La préparation pouvait se dérouler comme suit :

  1. Préparation de la pâte : Mélanger la semoule, la farine et l'eau pour former une pâte souple. Ajouter un peu d'huile d'olive pour faciliter le travail de la pâte.
  2. Préparation de la garniture : Mélanger le fromage frais avec les fruits secs hachés.
  3. Montage de la placenta : Étaler finement une première couche de pâte. Recouvrir de la garniture au fromage et aux fruits secs. Recouvrir d'une autre couche de pâte. Répéter l'opération si l'on souhaite réaliser plusieurs étages.
  4. Cuisson : Enfourner la placenta dans un four chaud jusqu'à ce qu'elle soit dorée.
  5. Finitions : Une fois la placenta cuite, la recouvrir généreusement de miel. Découper en parts carrées et servir.

Descendants Modernes

La placenta, bien qu'ayant disparu sous sa forme originale, a laissé des descendants dans la gastronomie moderne. La galette de frangipane que nous mangeons autour de l'Épiphanie est considérée comme une lointaine descendante de la placenta.

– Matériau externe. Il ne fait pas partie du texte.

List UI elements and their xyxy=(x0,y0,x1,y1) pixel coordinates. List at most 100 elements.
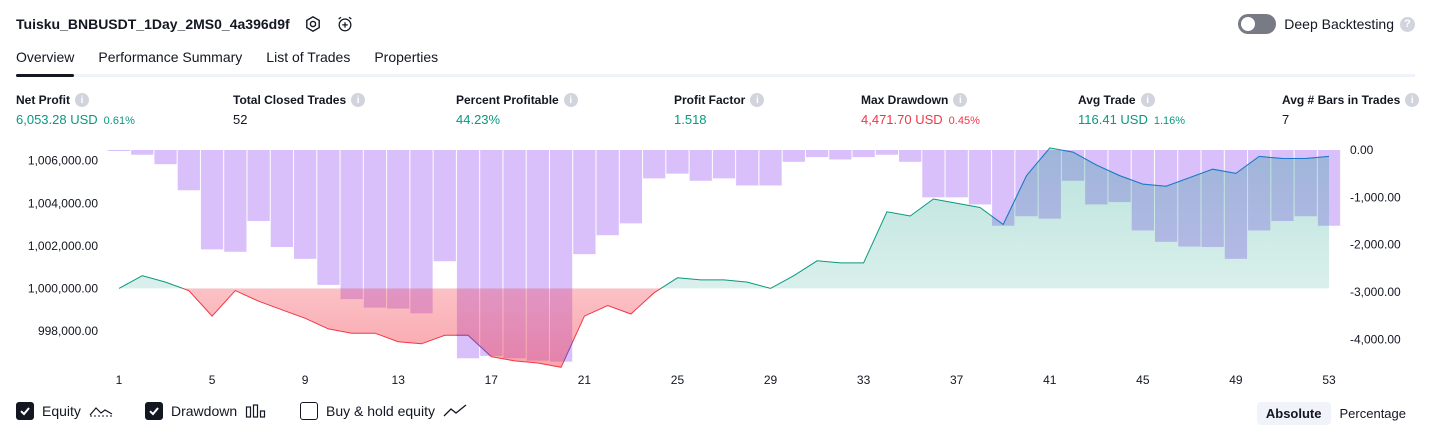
info-icon[interactable]: i xyxy=(1405,93,1420,107)
drawdown-bar xyxy=(782,150,805,162)
help-icon[interactable]: ? xyxy=(1400,16,1415,32)
drawdown-bar xyxy=(107,150,131,151)
percentage-button[interactable]: Percentage xyxy=(1339,406,1407,421)
metric-label: Total Closed Trades i xyxy=(233,93,366,107)
x-tick-label: 33 xyxy=(857,373,871,385)
metric-profit-factor: Profit Factor i 1.518 xyxy=(674,93,765,127)
drawdown-bar xyxy=(712,150,736,179)
metric-label: Avg Trade i xyxy=(1078,93,1185,107)
x-tick-label: 9 xyxy=(302,373,309,385)
scale-mode-switch: Absolute Percentage xyxy=(1256,402,1415,425)
left-axis: 1,006,000.00 1,004,000.00 1,002,000.00 1,00… xyxy=(28,154,98,338)
metric-value: 1.518 xyxy=(674,112,764,127)
tab-properties[interactable]: Properties xyxy=(374,49,439,65)
drawdown-bar xyxy=(805,150,829,158)
y-right-tick-label: -4,000.00 xyxy=(1350,332,1401,346)
equity-loss-area xyxy=(182,288,661,368)
drawdown-bar xyxy=(340,150,363,300)
drawdown-bar xyxy=(759,150,782,186)
drawdown-bar xyxy=(410,150,433,314)
metric-label: Avg # Bars in Trades i xyxy=(1282,93,1420,107)
drawdown-bar xyxy=(387,150,410,309)
metric-label-text: Max Drawdown xyxy=(861,93,949,107)
drawdown-bar xyxy=(433,150,456,262)
drawdown-bar xyxy=(596,150,619,236)
info-icon[interactable]: i xyxy=(75,93,89,107)
strategy-title: Tuisku_BNBUSDT_1Day_2MS0_4a396d9f xyxy=(16,16,290,32)
info-icon[interactable]: i xyxy=(750,93,765,107)
buy-hold-equity-label: Buy & hold equity xyxy=(326,403,435,419)
chart-legend: Equity Drawdown Buy & hold equity Absolu… xyxy=(16,402,1415,426)
equity-chart[interactable]: 1,006,000.00 1,004,000.00 1,002,000.00 1,00… xyxy=(0,140,1431,385)
y-right-tick-label: -2,000.00 xyxy=(1350,238,1401,252)
tab-bar: Overview Performance Summary List of Tra… xyxy=(16,46,1415,77)
drawdown-bar xyxy=(992,150,1015,226)
alarm-clock-add-icon[interactable] xyxy=(336,15,354,33)
y-right-tick-label: 0.00 xyxy=(1350,143,1374,157)
drawdown-bar xyxy=(363,150,387,308)
drawdown-bar xyxy=(736,150,759,186)
drawdown-bar xyxy=(829,150,852,160)
metric-value-text: 1.518 xyxy=(674,112,707,127)
metric-label-text: Avg # Bars in Trades xyxy=(1282,93,1401,107)
tab-list-of-trades[interactable]: List of Trades xyxy=(266,49,351,65)
metric-max-drawdown: Max Drawdown i 4,471.70 USD 0.45% xyxy=(861,93,980,127)
metric-value: 116.41 USD 1.16% xyxy=(1078,112,1185,127)
y-right-tick-label: -1,000.00 xyxy=(1350,190,1401,204)
x-tick-label: 5 xyxy=(209,373,216,385)
gear-icon[interactable] xyxy=(304,15,322,33)
tab-overview[interactable]: Overview xyxy=(16,46,75,77)
absolute-button[interactable]: Absolute xyxy=(1256,402,1331,425)
metric-value-text: 44.23% xyxy=(456,112,501,127)
drawdown-bar xyxy=(294,150,317,259)
metric-percent: 0.61% xyxy=(103,115,135,127)
metric-net-profit: Net Profit i 6,053.28 USD 0.61% xyxy=(16,93,135,127)
info-icon[interactable]: i xyxy=(351,93,366,107)
metric-label-text: Avg Trade xyxy=(1078,93,1136,107)
metric-value-text: 7 xyxy=(1282,112,1290,127)
metric-value: 44.23% xyxy=(456,112,578,127)
x-tick-label: 21 xyxy=(578,373,592,385)
info-icon[interactable]: i xyxy=(1140,93,1155,107)
metric-percent-profitable: Percent Profitable i 44.23% xyxy=(456,93,578,127)
drawdown-bar xyxy=(922,150,945,198)
checkbox-checked-icon xyxy=(16,402,34,420)
tab-performance-summary[interactable]: Performance Summary xyxy=(98,49,243,65)
metric-value: 52 xyxy=(233,112,365,127)
drawdown-bar xyxy=(200,150,224,250)
right-axis: 0.00 -1,000.00 -2,000.00 -3,000.00 -4,000.00 xyxy=(1350,143,1401,346)
metric-label-text: Total Closed Trades xyxy=(233,93,347,107)
equity-checkbox[interactable]: Equity xyxy=(16,402,113,420)
metric-label: Percent Profitable i xyxy=(456,93,578,107)
metric-label-text: Net Profit xyxy=(16,93,70,107)
x-axis: 1 5 9 13 17 21 25 29 33 37 41 45 49 53 xyxy=(116,373,1336,385)
checkbox-checked-icon xyxy=(145,402,163,420)
drawdown-bar xyxy=(247,150,270,221)
y-right-tick-label: -3,000.00 xyxy=(1350,285,1401,299)
drawdown-bar xyxy=(689,150,712,181)
metric-value: 4,471.70 USD 0.45% xyxy=(861,112,980,127)
y-left-tick-label: 1,000,000.00 xyxy=(28,281,98,295)
x-tick-label: 49 xyxy=(1229,373,1243,385)
metric-avg-trade: Avg Trade i 116.41 USD 1.16% xyxy=(1078,93,1185,127)
buy-hold-equity-checkbox[interactable]: Buy & hold equity xyxy=(300,402,467,420)
y-left-tick-label: 1,002,000.00 xyxy=(28,239,98,253)
drawdown-bar xyxy=(945,150,968,198)
metric-value-text: 116.41 USD xyxy=(1078,112,1148,127)
drawdown-checkbox[interactable]: Drawdown xyxy=(145,402,267,420)
drawdown-bar xyxy=(666,150,689,174)
metric-label-text: Percent Profitable xyxy=(456,93,559,107)
y-left-tick-label: 998,000.00 xyxy=(38,324,98,338)
drawdown-label: Drawdown xyxy=(171,403,238,419)
deep-backtesting-toggle[interactable] xyxy=(1238,14,1277,34)
info-icon[interactable]: i xyxy=(563,93,578,107)
bar-chart-icon xyxy=(245,404,267,418)
y-left-tick-label: 1,004,000.00 xyxy=(28,196,98,210)
metric-value: 6,053.28 USD 0.61% xyxy=(16,112,135,127)
x-tick-label: 37 xyxy=(950,373,964,385)
trend-line-icon xyxy=(443,404,467,418)
strategy-header: Tuisku_BNBUSDT_1Day_2MS0_4a396d9f xyxy=(16,12,354,36)
equity-label: Equity xyxy=(42,403,81,419)
metric-total-closed-trades: Total Closed Trades i 52 xyxy=(233,93,366,127)
info-icon[interactable]: i xyxy=(953,93,968,107)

D'autres plats, comme la plăcintă roumaine (qui utilise du fromage) et le baklava grec et oriental, partagent des similitudes avec la placenta, notamment l'utilisation de pâte feuilletée, de fromage et de fruits secs. Certains hellénistes ont même avancé que le baklava pourrait être une version modernisée de la placenta.